SERVES 6 PREPARATION: 30 MIN COOKING: ABOUT 1 HR MINCE 15ml (1T) oil 2 onions, chopped 2 garlic cloves, chopped 5cm fresh ginger, grated 5ml (1t) turmeric 2,5ml (½t) cumin seeds 30ml (2T) roasted curry powder 400g lean beef mince 125ml (½c) beef stock 60ml (¼c) chutney salt and freshly ground pepper 500g cannelloni tubes (see tip) TO FINISH 500ml (2c) milk 4 eggs 2,5ml (½t) salt 4 bay leaves Preheat the oven to 190°C. Grease a deep medium ovenproof dish with nonstick spray.

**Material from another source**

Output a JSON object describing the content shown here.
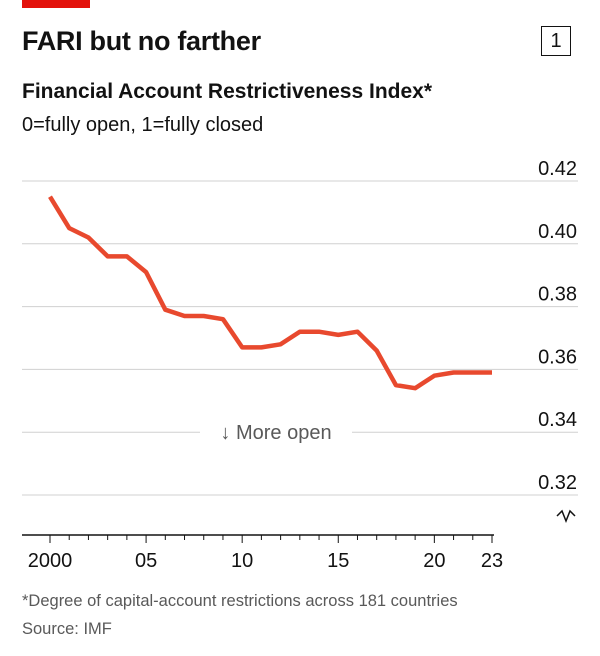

1 Mince Heat the oil and fry the onions, garlic and ginger until soft. Add the turmeric, cumin seeds and curry powder and stir-fry until fragrant. 2 Add the mince and stirfry until brown, then add the stock and chutney, stir and simmer until half the liquid has evaporated. Season with salt and freshly ground pepper. 3 Fill the cannelloni tubes with the mince mixture and arrange upright in the ovenproof dish, or arrange horizontally if you prefer.
4 To finish Whisk the milk, eggs and salt together and pour over the cannelloni. Arrange the bay leaves on top and bake for 40-45 minutes or until the egg custard has set and the pasta is done.